Owen DeLong owen at delong.com
Wed Sep 1 16:46:51 UTC 2021



> On Aug 31, 2021, at 17:51 , Michael Thomas <mike at mtcc.com> wrote:
> 
> 
> On 8/31/21 5:13 PM, Jay Hennigan wrote:
>> On 8/31/21 16:32, Jeroen Massar via NANOG wrote:
>> 
>>> Fun part being that it is hard to get a Dumb TV... though that is primarily simply because of all the tracking non-sense in them that makes them 'cheaper'... (still wonder how well that tracking stuff complies with GDPR, I am thinking it does not ... Schrems anyone? :) )
>> 
>> Just get a "smart" TV, don't connect it to the Internet, and use its HDMI ports for your cable box, Apple TV, etc. and/or antenna input for local off-air reception.
>> 
> 
> Yeah, until TV manufacturers actually start incorporating, oh say, Google tv (which is just a form of Android) they are always going to be inferior. Having the TV just be a monitor is a feature, not a bug.
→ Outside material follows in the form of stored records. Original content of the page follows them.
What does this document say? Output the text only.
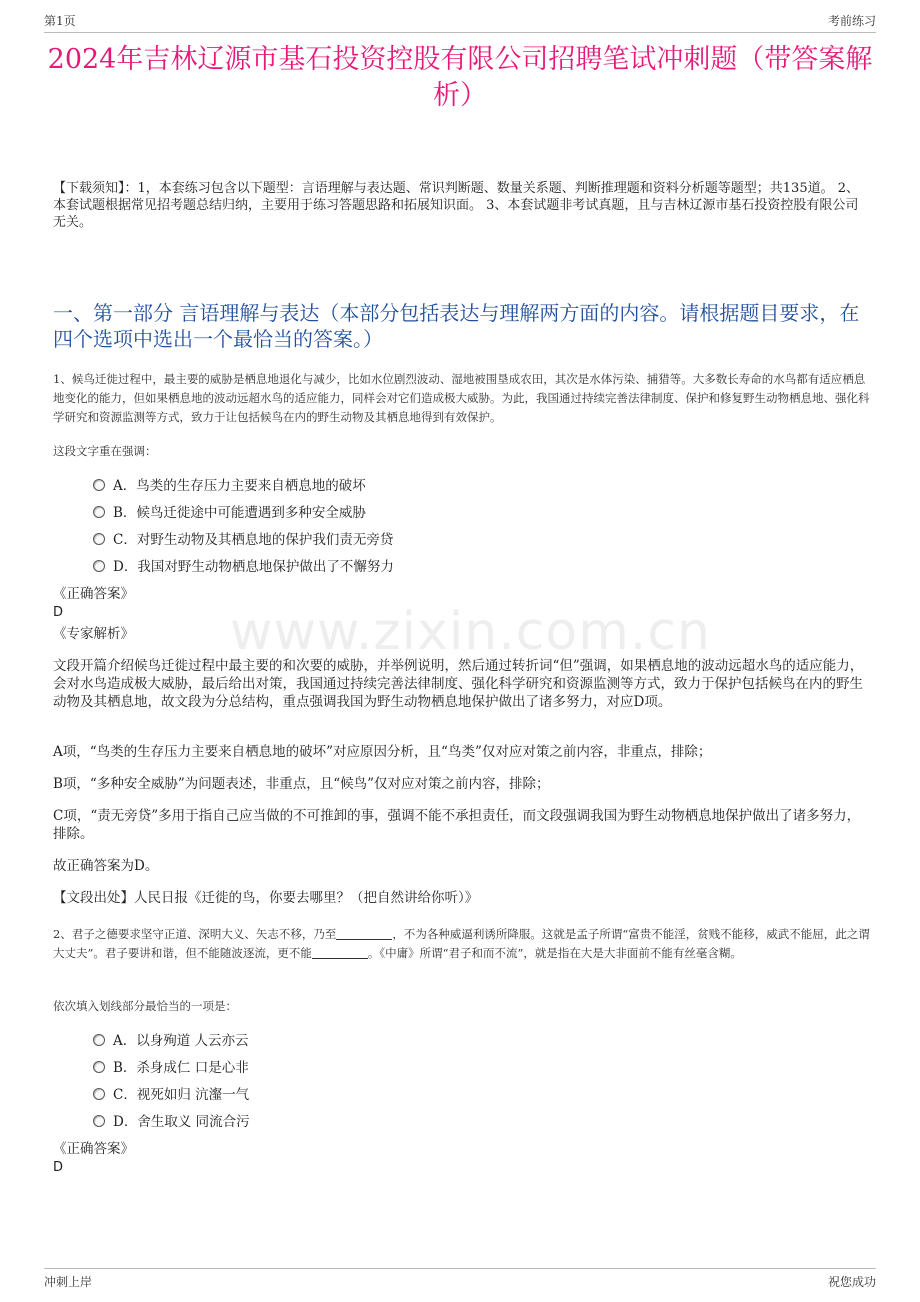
第1页	考前练习
2024年吉林辽源市基石投资控股有限公司招聘笔试冲刺题（带答案解析）
【下载须知】：1，本套练习包含以下题型：言语理解与表达题、常识判断题、数量关系题、判断推理题和资料分析题等题型；共135道。 2、本套试题根据常见招考题总结归纳，主要用于练习答题思路和拓展知识面。 3、本套试题非考试真题，且与吉林辽源市基石投资控股有限公司无关。
一、第一部分 言语理解与表达（本部分包括表达与理解两方面的内容。请根据题目要求，在四个选项中选出一个最恰当的答案。）
www.zixin.com.cn
1、候鸟迁徙过程中，最主要的威胁是栖息地退化与减少，比如水位剧烈波动、湿地被围垦成农田，其次是水体污染、捕猎等。大多数长寿命的水鸟都有适应栖息地变化的能力，但如果栖息地的波动远超水鸟的适应能力，同样会对它们造成极大威胁。为此，我国通过持续完善法律制度、保护和修复野生动物栖息地、强化科学研究和资源监测等方式，致力于让包括候鸟在内的野生动物及其栖息地得到有效保护。
这段文字重在强调：
A．鸟类的生存压力主要来自栖息地的破坏
B．候鸟迁徙途中可能遭遇到多种安全威胁
C．对野生动物及其栖息地的保护我们责无旁贷
D．我国对野生动物栖息地保护做出了不懈努力
《正确答案》
D
《专家解析》
文段开篇介绍候鸟迁徙过程中最主要的和次要的威胁，并举例说明，然后通过转折词“但”强调，如果栖息地的波动远超水鸟的适应能力，会对水鸟造成极大威胁，最后给出对策，我国通过持续完善法律制度、强化科学研究和资源监测等方式，致力于保护包括候鸟在内的野生动物及其栖息地，故文段为分总结构，重点强调我国为野生动物栖息地保护做出了诸多努力，对应D项。
A项，“鸟类的生存压力主要来自栖息地的破坏”对应原因分析，且“鸟类”仅对应对策之前内容，非重点，排除；
B项，“多种安全威胁”为问题表述，非重点，且“候鸟”仅对应对策之前内容，排除；
C项，“责无旁贷”多用于指自己应当做的不可推卸的事，强调不能不承担责任，而文段强调我国为野生动物栖息地保护做出了诸多努力，排除。
故正确答案为D。
【文段出处】人民日报《迁徙的鸟，你要去哪里？（把自然讲给你听）》
2、君子之德要求坚守正道、深明大义、矢志不移，乃至	，不为各种威逼利诱所降服。这就是孟子所谓“富贵不能淫，贫贱不能移，威武不能屈，此之谓大丈夫”。君子要讲和谐，但不能随波逐流，更不能	。《中庸》所谓“君子和而不流”，就是指在大是大非面前不能有丝毫含糊。
依次填入划线部分最恰当的一项是：
A．以身殉道 人云亦云
B．杀身成仁 口是心非
C．视死如归 沆瀣一气
D．舍生取义 同流合污
《正确答案》
D
冲刺上岸	祝您成功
It's a lot cheaper to upgrade a $50 hdmi based dongle than the whole TV, doubly so since manufacturers have a bad reputation  for not supporting upgrades beyond the sell date. I have no idea whether any of the external ones support v6 though.
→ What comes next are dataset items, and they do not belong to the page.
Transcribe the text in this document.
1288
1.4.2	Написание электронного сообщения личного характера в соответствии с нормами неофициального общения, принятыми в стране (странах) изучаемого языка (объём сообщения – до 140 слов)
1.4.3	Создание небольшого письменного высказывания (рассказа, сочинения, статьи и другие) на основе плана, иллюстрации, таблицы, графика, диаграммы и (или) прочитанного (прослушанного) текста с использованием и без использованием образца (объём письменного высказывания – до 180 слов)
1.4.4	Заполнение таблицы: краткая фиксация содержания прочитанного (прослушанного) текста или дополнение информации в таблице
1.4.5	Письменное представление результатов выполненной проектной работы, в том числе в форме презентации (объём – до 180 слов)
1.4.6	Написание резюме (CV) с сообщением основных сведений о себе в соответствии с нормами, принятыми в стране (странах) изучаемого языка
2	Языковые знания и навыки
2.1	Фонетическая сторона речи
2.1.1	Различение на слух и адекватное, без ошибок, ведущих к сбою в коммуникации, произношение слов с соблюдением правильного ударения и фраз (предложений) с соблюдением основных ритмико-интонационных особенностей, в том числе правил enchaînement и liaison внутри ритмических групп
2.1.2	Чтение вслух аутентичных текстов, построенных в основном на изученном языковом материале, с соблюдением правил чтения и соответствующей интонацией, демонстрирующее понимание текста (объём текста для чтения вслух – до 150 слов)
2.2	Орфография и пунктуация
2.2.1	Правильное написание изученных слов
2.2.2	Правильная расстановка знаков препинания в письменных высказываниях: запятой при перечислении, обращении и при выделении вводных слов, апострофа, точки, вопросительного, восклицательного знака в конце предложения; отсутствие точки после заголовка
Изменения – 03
Apple TV supports IPv6, but does not allow the user to set a static IPv6 address and it uses rotating privacy addresses, so the security implications are “interesting”. OTOH, it does appear to support DHCPv6 and if you set M+O, it looks like you can collect the DUID and give it a fixed DHCP address.

Android and by extension Google’s HDMI dongles/devices have some IPv6 support, but of course don’t work with DHCPv6 because of Lorenzo’s religious problems.
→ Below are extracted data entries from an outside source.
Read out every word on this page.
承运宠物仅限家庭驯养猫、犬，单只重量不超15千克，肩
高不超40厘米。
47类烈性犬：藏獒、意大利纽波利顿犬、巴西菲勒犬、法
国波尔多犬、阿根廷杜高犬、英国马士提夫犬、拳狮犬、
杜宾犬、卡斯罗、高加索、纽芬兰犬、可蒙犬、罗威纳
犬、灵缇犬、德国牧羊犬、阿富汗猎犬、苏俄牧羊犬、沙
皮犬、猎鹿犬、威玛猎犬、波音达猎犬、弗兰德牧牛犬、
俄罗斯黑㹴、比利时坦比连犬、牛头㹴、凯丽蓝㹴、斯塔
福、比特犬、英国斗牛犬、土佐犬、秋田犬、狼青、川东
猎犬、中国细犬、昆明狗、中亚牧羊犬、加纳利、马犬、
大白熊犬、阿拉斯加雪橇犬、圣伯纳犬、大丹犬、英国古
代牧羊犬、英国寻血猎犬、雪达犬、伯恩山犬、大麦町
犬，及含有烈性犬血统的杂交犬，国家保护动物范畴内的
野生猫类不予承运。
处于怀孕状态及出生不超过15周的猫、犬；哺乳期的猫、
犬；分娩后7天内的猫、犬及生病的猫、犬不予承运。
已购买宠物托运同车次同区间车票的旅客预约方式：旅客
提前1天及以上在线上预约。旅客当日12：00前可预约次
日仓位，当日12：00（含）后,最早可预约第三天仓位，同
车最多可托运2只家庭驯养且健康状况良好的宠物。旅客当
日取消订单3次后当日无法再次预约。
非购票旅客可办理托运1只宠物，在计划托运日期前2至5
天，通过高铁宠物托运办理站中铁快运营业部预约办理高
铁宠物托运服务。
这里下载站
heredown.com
> One thing that might be nice is for routers to internally number using v6 in preference to v4 and NAT that (if needed). Then you can easily tell what is still a laggard. My wifi cams might be poorly supported, but they don't need to interoperate with much on the Internet.

I actually have had an idea for a long time of producing a router-on-a-stick kind of device which would be a small linux SBC with two ethernet ports and some LEDs.

The OS would go on a micro-SD card and it would literally be a single-device NAT64 setup so that the IPv4-only device on the downstream side could work with the IPv6-only LAN (which might further have a NAT64 gateway to deal with the IPv4-only legacy portions of the world outside.

Ideally, the upstream ethernet port would be PoE to power the device (and the device would be sold with a small, cheap PoE injector in case needed).

> Mike, Google TV has been pretty nice since the Amazon feud finally ended though I hate that the protocol is still pretty proprietary

To the best of my knowledge, the FireTV and its ilk still can’t spell IPv6.